Pressemitteilung vom 25.06.2009
Erstmals in Europa, gemeinsame Tagung der internationalen und der amerikanischen Herzklappengesellschaft zu neuen Techniken und Verfahren bei Klappenerkrankungen. Herzklappen mit "Erinnerungsvermögen", schonende Hybrid-Operationen, "Melody-Klappen" und neue Reparaturmethoden an Herzklappen werden vorgestellt. Patienten berichten über ihre Herzklappenerkrankung.

"Weltweit nimmt die Zahl an Herzklappenerkrankungen zu. Einer der Gründe dafür ist der demografische Wandel in der Bevölkerung mit steigender Zahl älterer Menschen. In der Diagnose und Therapie von Herzklappenerkrankungen kam es in den letzten zehn Jahren zu erheblichen Fortschritten durch neue bildgebende Verfahren, schonendere Operationstechniken ohne Eröffnung des Brustkorbs und neuartige Werkstoffe zur Herstellung von Herzklappen", sagt Prof. Dr. Friedrich-Wilhelm Mohr, Präsident der Gesellschaft für Herzklappenerkrankungen (Society for Heart Valve Disease/SHVD) und Direktor der Klinik für Herzchirurgie am Herzzentrum der Universität Leipzig.
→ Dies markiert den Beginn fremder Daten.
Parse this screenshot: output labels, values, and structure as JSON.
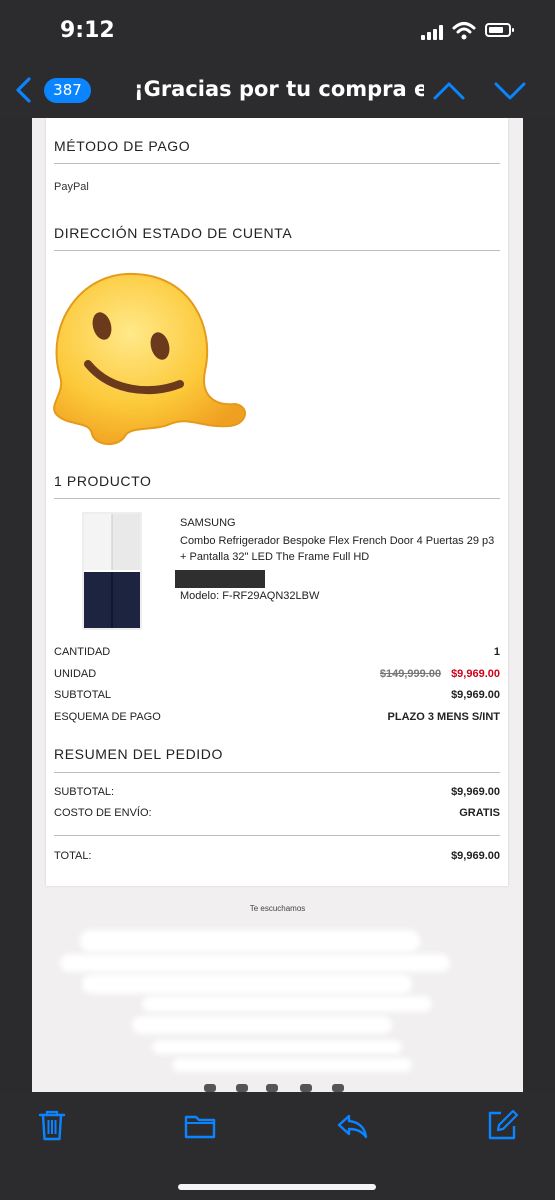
{
  "status_bar": {
    "time": "9:12"
  },
  "nav": {
    "badge_count": "387",
    "subject": "¡Gracias por tu compra en..."
  },
  "email": {
    "payment_section": {
      "title": "MÉTODO DE PAGO",
      "method": "PayPal"
    },
    "address_section": {
      "title": "DIRECCIÓN ESTADO DE CUENTA"
    },
    "product_section": {
      "title": "1 PRODUCTO",
      "brand": "SAMSUNG",
      "name": "Combo Refrigerador Bespoke Flex French Door 4 Puertas 29 p3 + Pantalla 32\" LED The Frame Full HD",
      "model": "Modelo: F-RF29AQN32LBW"
    },
    "details": {
      "quantity_label": "CANTIDAD",
      "quantity_value": "1",
      "unit_label": "UNIDAD",
      "unit_old_price": "$149,999.00",
      "unit_price": "$9,969.00",
      "subtotal_label": "SUBTOTAL",
      "subtotal_value": "$9,969.00",
      "payment_scheme_label": "ESQUEMA DE PAGO",
      "payment_scheme_value": "PLAZO 3 MENS S/INT"
    },
    "summary": {
      "title": "RESUMEN DEL PEDIDO",
      "subtotal_label": "SUBTOTAL:",
      "subtotal_value": "$9,969.00",
      "shipping_label": "COSTO DE ENVÍO:",
      "shipping_value": "GRATIS",
      "total_label": "TOTAL:",
      "total_value": "$9,969.00"
    },
    "footer": {
      "text": "Te escuchamos"
    }
  },
  "colors": {
    "accent": "#0a84ff",
    "sale_price": "#d0021b",
    "bar_background": "#2c2c2e"
  },
  "icons": [
    "back-chevron-icon",
    "up-chevron-icon",
    "down-chevron-icon",
    "trash-icon",
    "folder-icon",
    "reply-icon",
    "compose-icon"
  ]
}
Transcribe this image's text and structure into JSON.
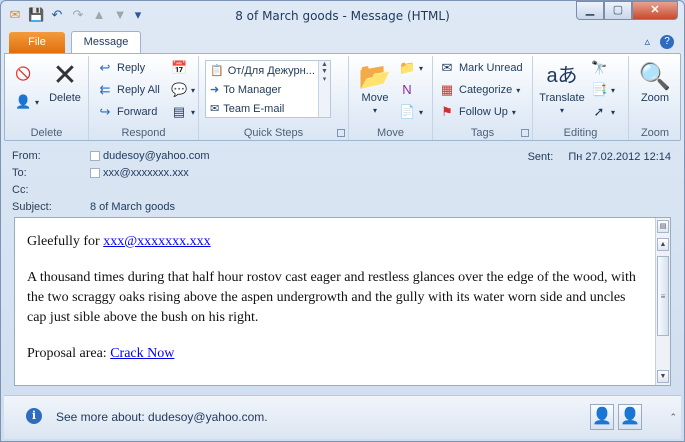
{
  "window": {
    "title": "8 of March goods - Message (HTML)"
  },
  "qat": {
    "save": "save-icon",
    "undo": "undo-icon",
    "redo": "redo-icon"
  },
  "tabs": {
    "file": "File",
    "message": "Message"
  },
  "ribbon": {
    "delete_group": {
      "label": "Delete",
      "delete": "Delete"
    },
    "respond_group": {
      "label": "Respond",
      "reply": "Reply",
      "reply_all": "Reply All",
      "forward": "Forward"
    },
    "quick_steps": {
      "label": "Quick Steps",
      "items": [
        "От/Для Дежурн...",
        "To Manager",
        "Team E-mail"
      ]
    },
    "move_group": {
      "label": "Move",
      "move": "Move"
    },
    "tags_group": {
      "label": "Tags",
      "mark_unread": "Mark Unread",
      "categorize": "Categorize",
      "follow_up": "Follow Up"
    },
    "editing_group": {
      "label": "Editing",
      "translate": "Translate"
    },
    "zoom_group": {
      "label": "Zoom",
      "zoom": "Zoom"
    }
  },
  "header": {
    "from_label": "From:",
    "from": "dudesoy@yahoo.com",
    "to_label": "To:",
    "to": "xxx@xxxxxxx.xxx",
    "cc_label": "Cc:",
    "cc": "",
    "subject_label": "Subject:",
    "subject": "8 of March goods",
    "sent_label": "Sent:",
    "sent": "Пн 27.02.2012 12:14"
  },
  "body": {
    "greeting": "Gleefully for ",
    "greeting_link": "xxx@xxxxxxx.xxx",
    "paragraph": "A thousand times during that half hour rostov cast eager and restless glances over the edge of the wood, with the two scraggy oaks rising above the aspen undergrowth and the gully with its water worn side and uncles cap just sible above the bush on his right.",
    "proposal_label": "Proposal area: ",
    "proposal_link": "Crack Now"
  },
  "people_pane": {
    "see_more": "See more about: dudesoy@yahoo.com."
  }
}
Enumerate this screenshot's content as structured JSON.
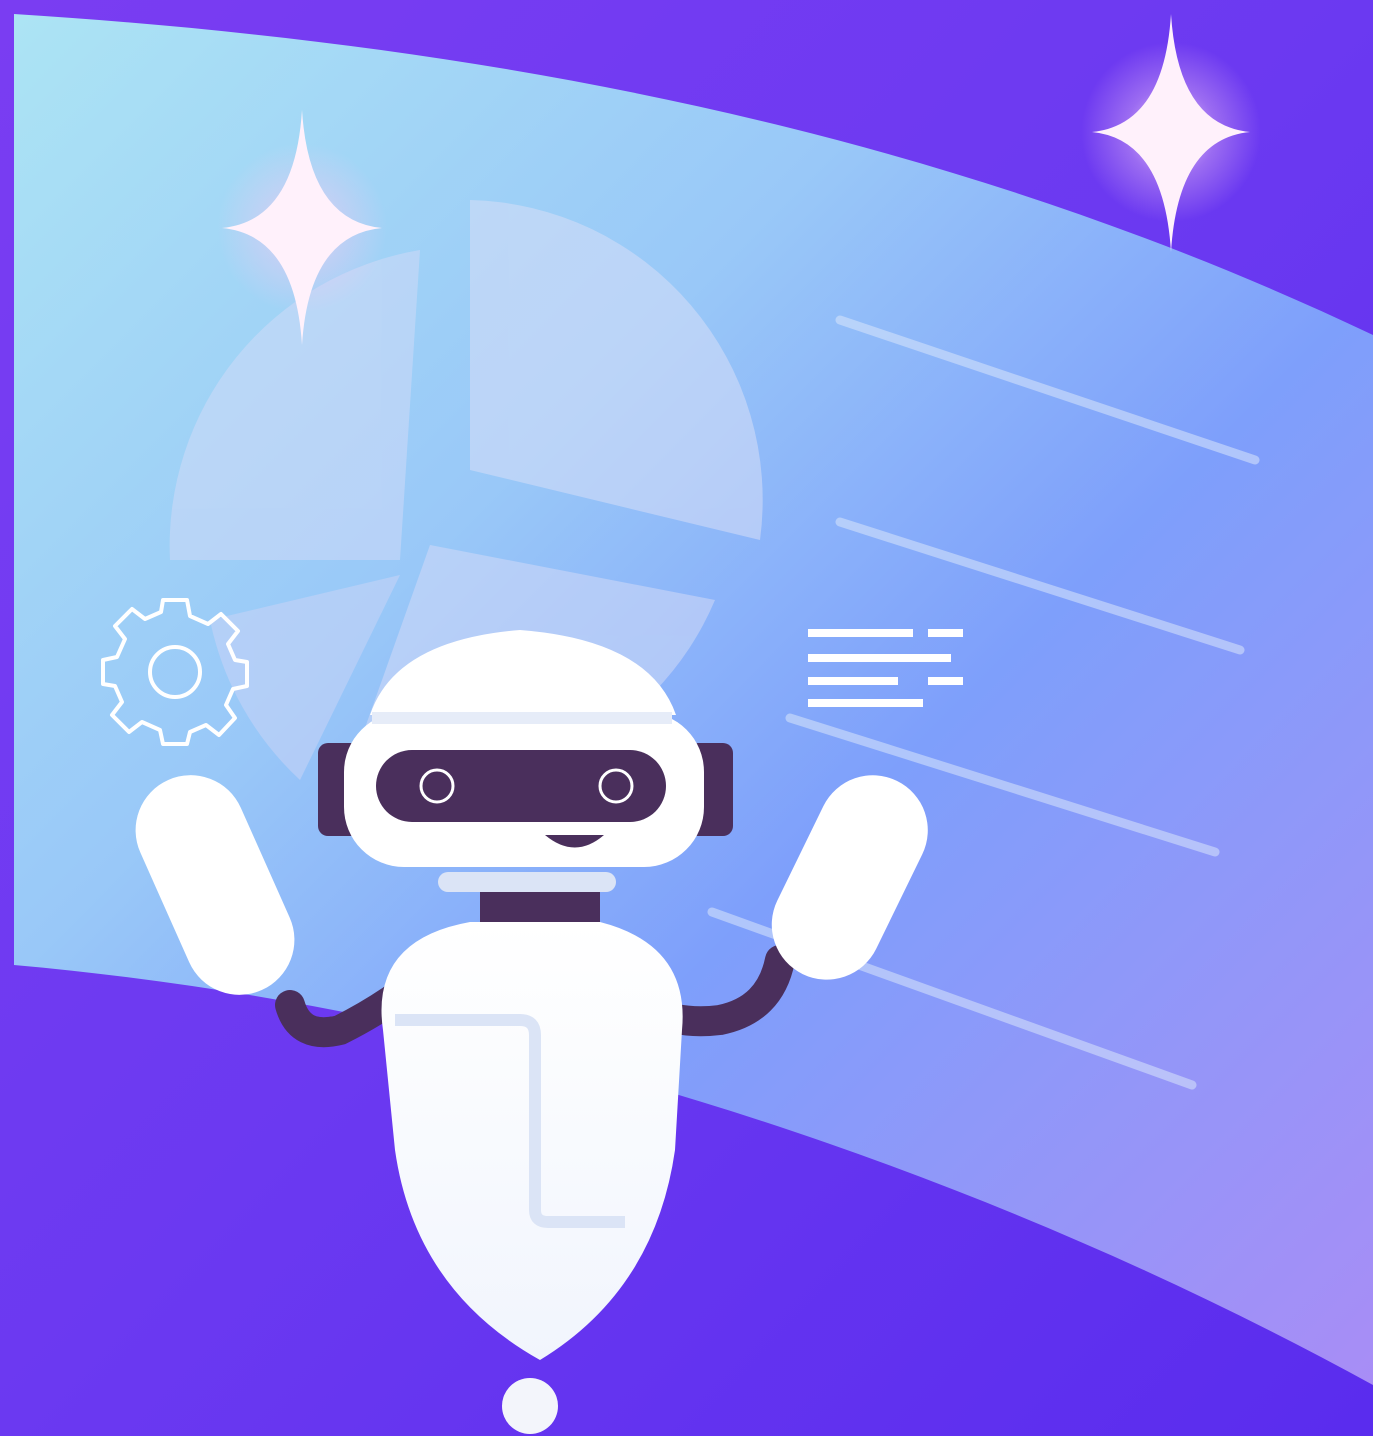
{
  "scene": {
    "description_name": "robot-illustration",
    "colors": {
      "bg_top": "#7a3df2",
      "bg_bottom": "#5b2ef0",
      "banner_top": "#a9e0f5",
      "banner_mid": "#7fa2fb",
      "banner_bottom": "#a58bf6",
      "robot_white": "#ffffff",
      "robot_shade": "#dbe4f6",
      "robot_dark": "#4a2f5c",
      "sparkle": "#fff1fb"
    },
    "icons": [
      "sparkle-icon",
      "gear-icon",
      "text-lines-icon",
      "pie-chart-graphic"
    ]
  }
}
In einem in Berlin veranstalteten Treffen der internationalen (SHVD) und der amerikanischen Herzklappen-Fachgesellschaften (HVSA) kommt es erstmals zum gemeinsamen Erfahrungsaustausch (27. bis 30. Juni 2009). So werden neue Herzklappen aus selbstausdehnenden Nitinol diskutiert, die sich bei Verformung ihre alte Form "merken" und in sie zurückkehren. Diese Klappe wächst innerhalb einer Woche in das körpereigene Gewebe ein, es bedarf keiner gerinnungshemmenden Medikamente und Reoperationen fallen kaum an, da die Klappe keine mechanisch beweglichen Teile besitzt. Interessant gerade für Kinder mit angeborenen Herzklappen-fehlern sind auch neue Herzklappen, die durch Tissue-Engineering-Verfahren hergestellt werden. Man hofft, dass diese Klappen mitwachsen.

Heute kann mit den neuen Hybrid-Operationen selbst hochbetagten Patienten mit Aortenklappenerkrankungen eine altersentsprechende Lebensqualität wiedergegeben werden. Neuartige Reparaturverfahren erlauben jetzt dem Herzchirurgen, bei Mitral- und Aortenklappenerkrankungen vielfach auf einen Klappenersatz zu verzichten.